Vers cette heure, à quelques pas de là, une scène assez curieuse avait lieu. Elle tient de trop près à notre drame pour que nous puissions nous dispenser de la mettre sous les yeux du lecteur.

Il nous faut pour cela tourner de nouveau le coin de la rue de Jérusalem, rentrer dans l’établissement du père Boivin, et monter une fois encore les trois étages du fameux escalier en colimaçon.

Ce sordide palier, entouré de trois portes bâtardes, chasse réservée de Clampin, dit Pistolet, est décidément notre principal rendez-vous.

Mme Soulas dormait depuis longtemps déjà.
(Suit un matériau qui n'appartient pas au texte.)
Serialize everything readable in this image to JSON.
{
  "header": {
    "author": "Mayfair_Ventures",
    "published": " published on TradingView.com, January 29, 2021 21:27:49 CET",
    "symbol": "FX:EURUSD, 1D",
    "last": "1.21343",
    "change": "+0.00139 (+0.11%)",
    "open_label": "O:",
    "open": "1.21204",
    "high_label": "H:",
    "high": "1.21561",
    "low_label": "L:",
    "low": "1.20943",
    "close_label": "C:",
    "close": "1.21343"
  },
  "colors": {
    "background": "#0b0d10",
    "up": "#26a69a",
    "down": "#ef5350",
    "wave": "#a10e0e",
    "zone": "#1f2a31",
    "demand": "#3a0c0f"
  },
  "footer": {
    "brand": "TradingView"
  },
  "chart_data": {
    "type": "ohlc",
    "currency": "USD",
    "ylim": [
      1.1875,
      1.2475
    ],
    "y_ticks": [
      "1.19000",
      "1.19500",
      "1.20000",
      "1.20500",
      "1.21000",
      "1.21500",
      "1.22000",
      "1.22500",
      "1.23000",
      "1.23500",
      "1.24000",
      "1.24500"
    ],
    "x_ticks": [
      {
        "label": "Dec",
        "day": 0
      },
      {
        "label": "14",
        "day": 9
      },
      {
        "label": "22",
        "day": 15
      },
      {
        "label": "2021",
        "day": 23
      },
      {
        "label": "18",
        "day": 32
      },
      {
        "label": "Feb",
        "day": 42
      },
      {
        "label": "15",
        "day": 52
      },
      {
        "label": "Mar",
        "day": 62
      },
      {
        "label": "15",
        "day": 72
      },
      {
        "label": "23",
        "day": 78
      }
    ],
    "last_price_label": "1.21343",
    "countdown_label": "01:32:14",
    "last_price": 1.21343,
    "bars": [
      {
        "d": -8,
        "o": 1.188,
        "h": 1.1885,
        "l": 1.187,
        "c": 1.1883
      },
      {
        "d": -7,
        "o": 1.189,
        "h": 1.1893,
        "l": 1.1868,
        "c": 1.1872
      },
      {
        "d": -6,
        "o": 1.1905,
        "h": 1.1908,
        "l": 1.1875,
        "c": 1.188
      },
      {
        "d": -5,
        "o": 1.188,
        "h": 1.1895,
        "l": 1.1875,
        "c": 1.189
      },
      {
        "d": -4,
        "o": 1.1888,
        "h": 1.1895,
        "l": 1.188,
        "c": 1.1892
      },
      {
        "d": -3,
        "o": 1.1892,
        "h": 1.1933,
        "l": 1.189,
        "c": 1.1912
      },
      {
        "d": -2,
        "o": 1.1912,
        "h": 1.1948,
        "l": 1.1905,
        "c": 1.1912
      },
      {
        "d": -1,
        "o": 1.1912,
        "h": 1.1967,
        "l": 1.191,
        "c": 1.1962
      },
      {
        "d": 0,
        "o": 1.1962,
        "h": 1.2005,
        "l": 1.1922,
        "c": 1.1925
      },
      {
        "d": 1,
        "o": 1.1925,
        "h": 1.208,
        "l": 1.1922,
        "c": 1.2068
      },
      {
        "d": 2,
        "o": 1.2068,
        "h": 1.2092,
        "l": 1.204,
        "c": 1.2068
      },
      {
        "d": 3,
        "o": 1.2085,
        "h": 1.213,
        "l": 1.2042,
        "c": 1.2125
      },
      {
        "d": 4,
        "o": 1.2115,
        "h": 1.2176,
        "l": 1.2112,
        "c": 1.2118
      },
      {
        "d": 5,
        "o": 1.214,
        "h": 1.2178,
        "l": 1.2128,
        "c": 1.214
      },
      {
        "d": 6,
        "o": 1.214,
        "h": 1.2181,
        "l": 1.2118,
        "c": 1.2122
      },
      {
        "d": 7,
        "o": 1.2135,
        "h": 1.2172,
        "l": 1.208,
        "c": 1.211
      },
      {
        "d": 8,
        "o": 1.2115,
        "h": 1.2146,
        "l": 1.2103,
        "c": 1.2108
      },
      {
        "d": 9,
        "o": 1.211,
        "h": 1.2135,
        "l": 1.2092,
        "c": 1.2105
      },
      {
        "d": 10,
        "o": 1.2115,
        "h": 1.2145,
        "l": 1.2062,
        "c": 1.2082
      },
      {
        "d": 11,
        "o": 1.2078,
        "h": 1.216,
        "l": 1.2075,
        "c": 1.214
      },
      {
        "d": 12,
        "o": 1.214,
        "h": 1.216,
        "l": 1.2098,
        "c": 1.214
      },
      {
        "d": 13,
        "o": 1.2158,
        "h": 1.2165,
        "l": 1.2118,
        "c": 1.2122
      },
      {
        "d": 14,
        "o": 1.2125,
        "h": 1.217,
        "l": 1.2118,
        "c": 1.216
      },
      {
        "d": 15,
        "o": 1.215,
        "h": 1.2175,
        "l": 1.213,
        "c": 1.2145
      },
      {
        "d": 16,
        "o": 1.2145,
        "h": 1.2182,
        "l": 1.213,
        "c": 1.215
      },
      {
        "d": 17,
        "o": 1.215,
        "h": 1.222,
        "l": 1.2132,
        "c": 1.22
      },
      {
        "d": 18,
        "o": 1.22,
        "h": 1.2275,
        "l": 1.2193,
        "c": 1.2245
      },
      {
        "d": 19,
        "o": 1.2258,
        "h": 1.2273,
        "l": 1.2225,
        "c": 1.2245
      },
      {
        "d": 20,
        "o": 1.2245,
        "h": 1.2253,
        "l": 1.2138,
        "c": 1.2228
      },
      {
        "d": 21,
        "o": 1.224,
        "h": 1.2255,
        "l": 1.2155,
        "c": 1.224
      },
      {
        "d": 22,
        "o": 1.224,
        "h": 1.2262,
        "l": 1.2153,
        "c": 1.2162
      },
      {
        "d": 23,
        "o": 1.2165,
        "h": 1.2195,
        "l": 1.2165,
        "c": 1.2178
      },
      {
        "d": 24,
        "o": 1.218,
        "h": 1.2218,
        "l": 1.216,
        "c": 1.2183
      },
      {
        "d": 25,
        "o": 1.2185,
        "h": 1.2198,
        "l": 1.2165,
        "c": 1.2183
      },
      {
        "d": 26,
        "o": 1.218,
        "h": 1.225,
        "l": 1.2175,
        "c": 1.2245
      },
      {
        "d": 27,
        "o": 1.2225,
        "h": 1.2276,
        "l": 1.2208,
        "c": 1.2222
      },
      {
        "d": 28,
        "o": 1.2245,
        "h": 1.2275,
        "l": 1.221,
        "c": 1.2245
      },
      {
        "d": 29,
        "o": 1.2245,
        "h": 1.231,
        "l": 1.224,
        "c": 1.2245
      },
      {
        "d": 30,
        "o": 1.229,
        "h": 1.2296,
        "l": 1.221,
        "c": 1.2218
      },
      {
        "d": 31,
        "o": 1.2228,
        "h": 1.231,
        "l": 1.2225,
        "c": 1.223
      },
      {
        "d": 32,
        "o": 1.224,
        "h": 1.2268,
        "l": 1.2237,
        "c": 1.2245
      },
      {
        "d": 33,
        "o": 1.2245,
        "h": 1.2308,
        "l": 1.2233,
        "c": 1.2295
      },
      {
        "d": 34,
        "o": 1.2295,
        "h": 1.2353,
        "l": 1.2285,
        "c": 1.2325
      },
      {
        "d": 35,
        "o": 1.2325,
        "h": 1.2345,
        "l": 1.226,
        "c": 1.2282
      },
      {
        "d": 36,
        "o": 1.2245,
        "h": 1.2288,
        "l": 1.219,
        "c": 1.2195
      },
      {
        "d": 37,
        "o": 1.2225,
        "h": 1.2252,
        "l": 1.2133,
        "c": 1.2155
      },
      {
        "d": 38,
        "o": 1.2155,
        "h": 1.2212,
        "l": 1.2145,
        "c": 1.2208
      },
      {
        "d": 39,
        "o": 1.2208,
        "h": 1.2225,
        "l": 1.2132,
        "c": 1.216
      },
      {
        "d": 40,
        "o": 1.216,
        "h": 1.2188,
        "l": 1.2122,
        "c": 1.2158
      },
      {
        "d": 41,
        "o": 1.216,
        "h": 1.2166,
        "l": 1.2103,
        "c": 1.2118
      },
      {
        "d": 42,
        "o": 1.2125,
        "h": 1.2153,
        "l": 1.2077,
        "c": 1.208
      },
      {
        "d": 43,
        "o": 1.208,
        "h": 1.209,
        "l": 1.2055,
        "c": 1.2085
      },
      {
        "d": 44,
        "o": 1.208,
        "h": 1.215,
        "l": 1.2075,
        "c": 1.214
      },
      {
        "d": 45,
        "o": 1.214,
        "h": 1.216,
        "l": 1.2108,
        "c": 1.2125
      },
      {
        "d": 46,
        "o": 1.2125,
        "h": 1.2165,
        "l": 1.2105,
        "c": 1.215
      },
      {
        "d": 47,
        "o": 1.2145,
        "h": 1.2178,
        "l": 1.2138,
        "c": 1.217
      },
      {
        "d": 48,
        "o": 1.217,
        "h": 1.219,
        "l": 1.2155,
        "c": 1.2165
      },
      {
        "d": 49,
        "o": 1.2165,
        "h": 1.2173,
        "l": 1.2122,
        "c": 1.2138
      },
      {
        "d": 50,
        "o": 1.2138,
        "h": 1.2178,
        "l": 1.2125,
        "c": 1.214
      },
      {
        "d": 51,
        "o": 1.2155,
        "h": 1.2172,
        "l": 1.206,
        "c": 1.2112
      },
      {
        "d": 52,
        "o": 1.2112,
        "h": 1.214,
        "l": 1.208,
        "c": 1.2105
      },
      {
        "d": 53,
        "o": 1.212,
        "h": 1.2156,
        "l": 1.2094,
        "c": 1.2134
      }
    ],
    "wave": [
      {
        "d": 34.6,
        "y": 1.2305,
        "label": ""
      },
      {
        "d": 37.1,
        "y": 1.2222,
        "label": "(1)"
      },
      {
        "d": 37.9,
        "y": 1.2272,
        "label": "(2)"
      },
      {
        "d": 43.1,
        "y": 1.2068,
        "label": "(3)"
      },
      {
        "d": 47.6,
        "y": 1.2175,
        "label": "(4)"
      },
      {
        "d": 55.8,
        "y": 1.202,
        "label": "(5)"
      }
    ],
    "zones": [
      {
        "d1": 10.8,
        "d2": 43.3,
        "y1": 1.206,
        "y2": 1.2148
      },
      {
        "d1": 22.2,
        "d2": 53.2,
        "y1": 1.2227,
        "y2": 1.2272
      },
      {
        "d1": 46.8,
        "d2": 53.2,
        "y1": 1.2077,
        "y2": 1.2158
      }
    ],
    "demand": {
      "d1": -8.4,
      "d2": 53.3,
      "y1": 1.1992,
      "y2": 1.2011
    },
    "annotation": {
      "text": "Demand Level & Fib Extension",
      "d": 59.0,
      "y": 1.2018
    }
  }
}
Elle fut éveillée par un bruit faible qui venait du carré. Elle se mit sur son séant pour écouter.

— C’est M. Paul qui rentre, pensa-t-elle. On voudrait être quelque chose pour faire le bonheur d’un pareil amour de jeune homme.

Mais M. Paul, quand il rentrait de nuit par hasard, allait droit à sa porte et l’ouvrait ; c’était l’affaire d’un instant. Il savait son chemin.

Ici, le bruit persistait. On eût dit un homme qui tâtonnait, ou peut-être un animal.

— Je suis bête, se dit Mme Soulas, les minets, c’est comme le monde : quand on les appelle, ça s’en va, mais dès qu’on ne les appelle plus, ça veut revenir.

Cette réflexion philosophique la fit sourire. Elle mit un pied hors de son lit, puis l’autre.

Les chats ont ce privilège d’inspirer des tendresses presque maternelles.

— Quel vagabond ! reprit-elle. Il en a dans le quartier, des minettes !

Elle chaussa ses pantoufles et traversa la chambre.

— Mou, mou, mou ! appela-t-elle doucement, pendant qu’elle tenait sa porte entrebâillée ; mou, mon minouchon, mou, mou !

Puis, changeant de ton tout à coup et tirant à soi la porte pour s’en faire une défense, elle ajouta :

— Il y a quelqu’un là, que voulez-vous, l’homme, à l’heure qu’il est ?

À trois pas d’elle, juste sous le jour de souffrance qui laissait sourdre quelques rayons de lune, elle venait de distinguer une grande ombre immobile.

— Madame, répondit l’ombre d’un ton qui ne s’entendait pas souvent dans la maison Boivin, je ne connais pas les êtres ; c’est la première fois que je viens ici. Dans l’obscurité, toutes ces portes se ressemblent. Je cherche celle de M. Gautron. Son nom doit être écrit en dehors.

Mme Soulas ne répondit point tout de suite. Il semblait qu’elle écoutât encore après que l’étranger eut fini de parler.

Sans qu’elle eût pu dire pourquoi, cette voix l’avait fortement frappée.

— Gautron ! murmura-t-elle enfin, connais pas… Mais attendez donc ! ces messieurs ont parlé de Gautron toute la soirée. Il y a une affaire Gautron.

Elle rentra et alluma vivement sa chandelle en ajoutant :

— C’est peut-être le nouveau locataire du no 9 ; nous allons voir.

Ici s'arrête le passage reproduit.